Thursday 26 December 2019

Hadoop - Understanding Hadoop Architecture

Hadoop is an open source framework written in java that allows distributed processing of large datasets across clusters of computers.
Hadoop is designed to scale up from single server to thousands of machines and each have local-computation and storage.

Hadoop Architecture have 4 modules.

Understanding Hadoop Architecture
  1. Hadoop Common: These are Java libraries which provides filesystem and OS level abstractions which are required to start Hadoop.
  2. Hadoop YARN: This is used for job scheduling and cluster resource management.
  3. Hadoop Distributed File System: It provides high throughput access to application data and is suitable for applications that have large data sets.
  4. Hadoop MapReduce: This is YARN-based system for parallel processing of large data sets.

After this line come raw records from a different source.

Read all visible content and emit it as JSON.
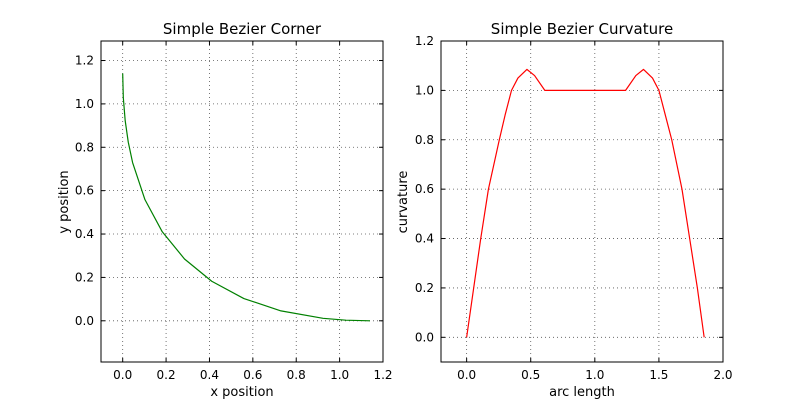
{
  "chart_data": [
    {
      "type": "line",
      "title": "Simple Bezier Corner",
      "xlabel": "x position",
      "ylabel": "y position",
      "xlim": [
        -0.1,
        1.2
      ],
      "ylim": [
        -0.19,
        1.29
      ],
      "xticks": [
        "0.0",
        "0.2",
        "0.4",
        "0.6",
        "0.8",
        "1.0",
        "1.2"
      ],
      "xtick_values": [
        0,
        0.2,
        0.4,
        0.6,
        0.8,
        1.0,
        1.2
      ],
      "yticks": [
        "0.0",
        "0.2",
        "0.4",
        "0.6",
        "0.8",
        "1.0",
        "1.2"
      ],
      "ytick_values": [
        0,
        0.2,
        0.4,
        0.6,
        0.8,
        1.0,
        1.2
      ],
      "grid": true,
      "series": [
        {
          "color": "#008000",
          "x": [
            0,
            0.00285,
            0.0114,
            0.02565,
            0.0456,
            0.1026,
            0.1824,
            0.285,
            0.4104,
            0.5586,
            0.7296,
            0.9234,
            1.0289,
            1.14
          ],
          "y": [
            1.14,
            1.0289,
            0.9234,
            0.8237,
            0.7296,
            0.5586,
            0.4104,
            0.285,
            0.1824,
            0.1026,
            0.0456,
            0.0114,
            0.00285,
            0
          ]
        }
      ]
    },
    {
      "type": "line",
      "title": "Simple Bezier Curvature",
      "xlabel": "arc length",
      "ylabel": "curvature",
      "xlim": [
        -0.2,
        2.0
      ],
      "ylim": [
        -0.1,
        1.2
      ],
      "xticks": [
        "0.0",
        "0.5",
        "1.0",
        "1.5",
        "2.0"
      ],
      "xtick_values": [
        0,
        0.5,
        1.0,
        1.5,
        2.0
      ],
      "yticks": [
        "0.0",
        "0.2",
        "0.4",
        "0.6",
        "0.8",
        "1.0",
        "1.2"
      ],
      "ytick_values": [
        0,
        0.2,
        0.4,
        0.6,
        0.8,
        1.0,
        1.2
      ],
      "grid": true,
      "series": [
        {
          "color": "#ff0000",
          "x": [
            0,
            0.055,
            0.11,
            0.17,
            0.255,
            0.3,
            0.35,
            0.4,
            0.47,
            0.53,
            0.61,
            1.24,
            1.32,
            1.38,
            1.45,
            1.5,
            1.55,
            1.6,
            1.68,
            1.74,
            1.8,
            1.853
          ],
          "y": [
            0,
            0.2,
            0.4,
            0.6,
            0.8,
            0.9,
            1.0,
            1.05,
            1.085,
            1.06,
            1.0,
            1.0,
            1.06,
            1.085,
            1.05,
            1.0,
            0.9,
            0.8,
            0.6,
            0.4,
            0.2,
            0
          ]
        }
      ]
    }
  ]
}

Question: What is MapReduce?
MapReduce is a software framework for easily writing applications which process big amounts of data in-parallel on large clusters. It consits of master JobTracker and slave TaskTracker per cluster. The JobTracker is responsible for resource management and schedule the task. TaskTracker is responsibel for execute the task.

Question: How Does HadoopwWork at very basic level?
  1. Job Submission by client to Hadoop.
  2. Input and output files are in "distributed file system" and with use of "Hadoop Common files" Initialization the hadoop.
  3. Execute of map and reduce functions.
  4. Scheduling the task by TaskTracker.
  5. Execution the task by JobTracker.